I have seen in a number of clusters that the DeleteExpiredMetrics job is causing OutOfMemoryErrors. I first observed this in larger clusters with more than 10k pods, but then I also saw it in more moderate sized clusters with around 3k pods. There does not appear to be a memory leak. The queries that the job executes for fetching metric definitions bring too much data at once which leads to a lot of GC pressure, huge cpu spikes, and eventually an OOME.
The solution I am proposing for this ticket is to altogether remove the job. This job was introduced in
HWKMETRICS-613. We do not have APIs for deleting metrics which is fine for the data table because everything that goes into the data table has a TTL. Rows inserted into index tables however, do not have TTLs. This has led to problems in OpenShift with really big partitions.
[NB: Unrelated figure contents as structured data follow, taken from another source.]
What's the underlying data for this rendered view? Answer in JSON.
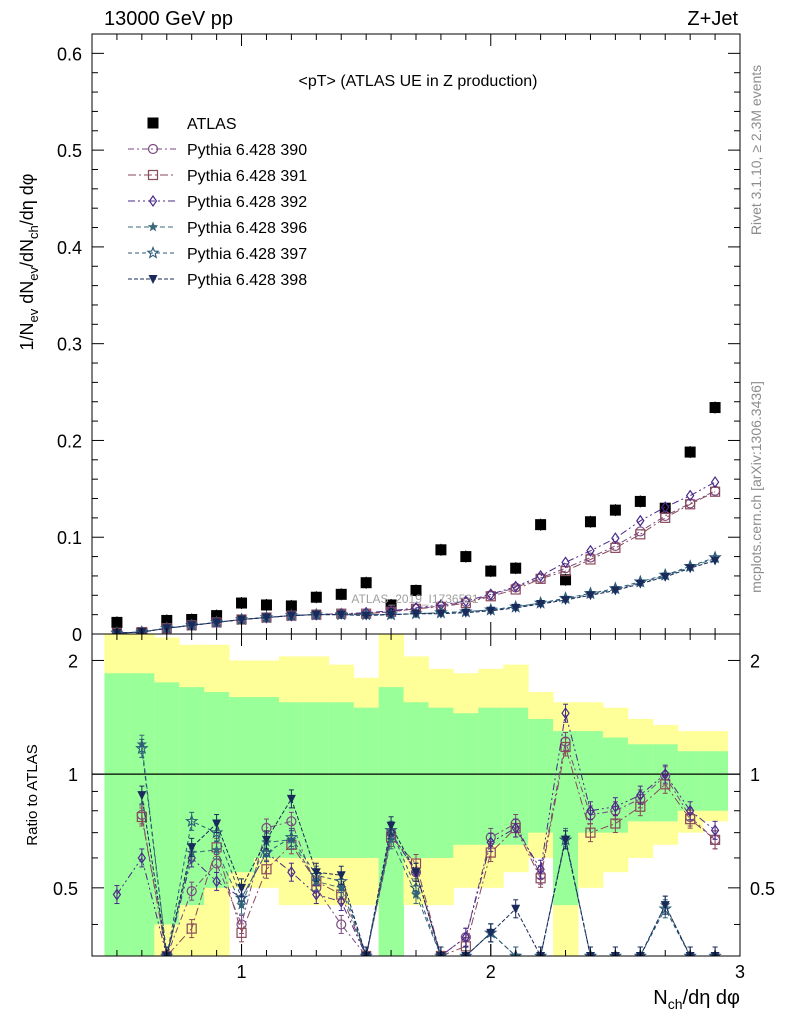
{
  "header": {
    "left": "13000 GeV pp",
    "right": "Z+Jet"
  },
  "side_text": {
    "rivet": "Rivet 3.1.10, ≥ 2.3M events",
    "mcplots": "mcplots.cern.ch [arXiv:1306.3436]"
  },
  "watermark": "ATLAS_2019_I1736531",
  "chart_data": [
    {
      "type": "scatter",
      "title": "<pT> (ATLAS UE in Z production)",
      "xlabel": "N_ch/dη dφ",
      "ylabel": "1/N_ev dN_ev/dN_ch/dη dφ",
      "xlim": [
        0.4,
        3.0
      ],
      "ylim": [
        0,
        0.62
      ],
      "y_ticks": [
        "0",
        "0.1",
        "0.2",
        "0.3",
        "0.4",
        "0.5",
        "0.6"
      ],
      "x_ticks": [
        "1",
        "2",
        "3"
      ],
      "legend_position": "top-left",
      "x": [
        0.5,
        0.6,
        0.7,
        0.8,
        0.9,
        1.0,
        1.1,
        1.2,
        1.3,
        1.4,
        1.5,
        1.6,
        1.7,
        1.8,
        1.9,
        2.0,
        2.1,
        2.2,
        2.3,
        2.4,
        2.5,
        2.6,
        2.7,
        2.8,
        2.9
      ],
      "series": [
        {
          "name": "ATLAS",
          "color": "#000000",
          "marker": "square-filled",
          "values": [
            0.012,
            0.001,
            0.014,
            0.015,
            0.019,
            0.032,
            0.03,
            0.029,
            0.038,
            0.041,
            0.053,
            0.03,
            0.045,
            0.087,
            0.08,
            0.065,
            0.068,
            0.113,
            0.056,
            0.116,
            0.128,
            0.137,
            0.13,
            0.188,
            0.234
          ]
        },
        {
          "name": "Pythia 6.428 390",
          "color": "#7a4a80",
          "marker": "circle-open",
          "values": [
            0.001,
            0.002,
            0.006,
            0.009,
            0.012,
            0.015,
            0.017,
            0.019,
            0.02,
            0.021,
            0.021,
            0.023,
            0.026,
            0.029,
            0.033,
            0.04,
            0.048,
            0.058,
            0.068,
            0.079,
            0.091,
            0.106,
            0.122,
            0.135,
            0.148
          ]
        },
        {
          "name": "Pythia 6.428 391",
          "color": "#8a4a5a",
          "marker": "square-open",
          "values": [
            0.001,
            0.002,
            0.006,
            0.009,
            0.012,
            0.015,
            0.017,
            0.019,
            0.02,
            0.021,
            0.021,
            0.023,
            0.026,
            0.028,
            0.032,
            0.039,
            0.046,
            0.057,
            0.065,
            0.077,
            0.089,
            0.103,
            0.12,
            0.134,
            0.147
          ]
        },
        {
          "name": "Pythia 6.428 392",
          "color": "#4a2a8a",
          "marker": "diamond-open",
          "values": [
            0.001,
            0.002,
            0.006,
            0.009,
            0.012,
            0.015,
            0.017,
            0.019,
            0.02,
            0.021,
            0.022,
            0.024,
            0.027,
            0.03,
            0.034,
            0.041,
            0.049,
            0.06,
            0.074,
            0.086,
            0.099,
            0.117,
            0.131,
            0.143,
            0.157
          ]
        },
        {
          "name": "Pythia 6.428 396",
          "color": "#3a6a7a",
          "marker": "star-filled",
          "values": [
            0.001,
            0.002,
            0.006,
            0.009,
            0.012,
            0.015,
            0.017,
            0.019,
            0.02,
            0.02,
            0.02,
            0.02,
            0.021,
            0.022,
            0.023,
            0.025,
            0.028,
            0.032,
            0.036,
            0.041,
            0.046,
            0.053,
            0.06,
            0.069,
            0.078
          ]
        },
        {
          "name": "Pythia 6.428 397",
          "color": "#2a5a7a",
          "marker": "star-open",
          "values": [
            0.001,
            0.002,
            0.006,
            0.009,
            0.012,
            0.015,
            0.017,
            0.019,
            0.02,
            0.02,
            0.02,
            0.02,
            0.021,
            0.022,
            0.023,
            0.025,
            0.028,
            0.032,
            0.037,
            0.042,
            0.047,
            0.054,
            0.061,
            0.07,
            0.079
          ]
        },
        {
          "name": "Pythia 6.428 398",
          "color": "#1a2a5a",
          "marker": "triangle-down-filled",
          "values": [
            0.001,
            0.002,
            0.006,
            0.009,
            0.012,
            0.015,
            0.017,
            0.019,
            0.02,
            0.02,
            0.019,
            0.02,
            0.021,
            0.021,
            0.022,
            0.024,
            0.027,
            0.031,
            0.035,
            0.04,
            0.045,
            0.052,
            0.059,
            0.068,
            0.076
          ]
        }
      ]
    },
    {
      "type": "line",
      "ylabel": "Ratio to ATLAS",
      "xlabel": "N_ch/dη dφ",
      "xlim": [
        0.4,
        3.0
      ],
      "ylim": [
        0.33,
        2.35
      ],
      "scale": "log",
      "y_ticks": [
        "0.5",
        "1",
        "2"
      ],
      "x_ticks": [
        "1",
        "2",
        "3"
      ],
      "reference_line": 1,
      "bands": {
        "x_edges": [
          0.45,
          0.55,
          0.65,
          0.75,
          0.85,
          0.95,
          1.05,
          1.15,
          1.25,
          1.35,
          1.45,
          1.55,
          1.65,
          1.75,
          1.85,
          1.95,
          2.05,
          2.15,
          2.25,
          2.35,
          2.45,
          2.55,
          2.65,
          2.75,
          2.85,
          2.95
        ],
        "yellow_high": [
          2.4,
          2.4,
          2.3,
          2.2,
          2.2,
          2.0,
          2.0,
          2.05,
          2.05,
          1.95,
          1.8,
          2.4,
          2.05,
          1.9,
          1.85,
          1.9,
          1.95,
          1.65,
          1.55,
          1.55,
          1.5,
          1.4,
          1.35,
          1.3,
          1.3
        ],
        "yellow_low": [
          0.33,
          0.33,
          0.33,
          0.33,
          0.33,
          0.5,
          0.5,
          0.45,
          0.45,
          0.45,
          0.45,
          0.33,
          0.45,
          0.45,
          0.5,
          0.5,
          0.55,
          0.6,
          0.33,
          0.5,
          0.55,
          0.6,
          0.65,
          0.7,
          0.75
        ],
        "green_high": [
          1.85,
          1.85,
          1.75,
          1.7,
          1.65,
          1.6,
          1.6,
          1.55,
          1.55,
          1.55,
          1.5,
          1.7,
          1.55,
          1.5,
          1.45,
          1.5,
          1.5,
          1.4,
          1.3,
          1.3,
          1.25,
          1.2,
          1.2,
          1.15,
          1.15
        ],
        "green_low": [
          0.33,
          0.33,
          0.4,
          0.45,
          0.5,
          0.55,
          0.6,
          0.6,
          0.6,
          0.6,
          0.6,
          0.33,
          0.6,
          0.6,
          0.65,
          0.65,
          0.65,
          0.7,
          0.45,
          0.7,
          0.7,
          0.75,
          0.75,
          0.8,
          0.8
        ]
      },
      "series": [
        {
          "name": "Pythia 6.428 390",
          "values": [
            null,
            0.78,
            0.33,
            0.49,
            0.58,
            0.4,
            0.72,
            0.75,
            0.5,
            0.4,
            0.33,
            0.7,
            0.55,
            0.33,
            0.37,
            0.68,
            0.74,
            0.54,
            1.22,
            0.78,
            0.8,
            0.86,
            0.99,
            0.77,
            0.67
          ]
        },
        {
          "name": "Pythia 6.428 391",
          "values": [
            null,
            0.77,
            0.33,
            0.39,
            0.64,
            0.38,
            0.56,
            0.65,
            0.52,
            0.48,
            0.33,
            0.68,
            0.58,
            0.33,
            0.35,
            0.62,
            0.72,
            0.53,
            1.18,
            0.7,
            0.74,
            0.82,
            0.94,
            0.76,
            0.67
          ]
        },
        {
          "name": "Pythia 6.428 392",
          "values": [
            0.48,
            0.6,
            0.33,
            0.6,
            0.52,
            0.47,
            0.62,
            0.55,
            0.48,
            0.46,
            0.33,
            0.7,
            0.55,
            0.33,
            0.37,
            0.66,
            0.72,
            0.56,
            1.45,
            0.8,
            0.82,
            0.88,
            1.0,
            0.8,
            0.71
          ]
        },
        {
          "name": "Pythia 6.428 396",
          "values": [
            null,
            1.2,
            0.33,
            0.62,
            0.63,
            0.45,
            0.66,
            0.67,
            0.52,
            0.5,
            0.33,
            0.67,
            0.48,
            0.33,
            0.33,
            0.38,
            0.33,
            0.33,
            0.68,
            0.33,
            0.33,
            0.33,
            0.45,
            0.33,
            0.33
          ]
        },
        {
          "name": "Pythia 6.428 397",
          "values": [
            null,
            1.17,
            0.33,
            0.75,
            0.7,
            0.47,
            0.62,
            0.68,
            0.54,
            0.52,
            0.33,
            0.71,
            0.5,
            0.33,
            0.33,
            0.38,
            0.33,
            0.33,
            0.67,
            0.33,
            0.33,
            0.33,
            0.44,
            0.33,
            0.33
          ]
        },
        {
          "name": "Pythia 6.428 398",
          "values": [
            null,
            0.88,
            0.33,
            0.64,
            0.74,
            0.5,
            0.67,
            0.86,
            0.55,
            0.54,
            0.33,
            0.73,
            0.55,
            0.33,
            0.33,
            0.38,
            0.44,
            0.33,
            0.67,
            0.33,
            0.33,
            0.33,
            0.45,
            0.33,
            0.33
          ]
        }
      ]
    }
  ]
}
DeleteExpiredMetrics most important object was to prevent unbounded growth of our index tables. Even aside from the OOMEs, the job has never accomplished its primary object because there is a bug in some of the date arithmetic for calculating the timestamp when inserting rows into the metrics_expiration_idx table. Rows are inserted with timestamps that 1,655 years into the future. This is how long it will be before the job considers a metric eligible for deletion.
I would rather do away with the job and implement a solution that utilizes kubernetes watch APIs. That will be done later in a separate ticket.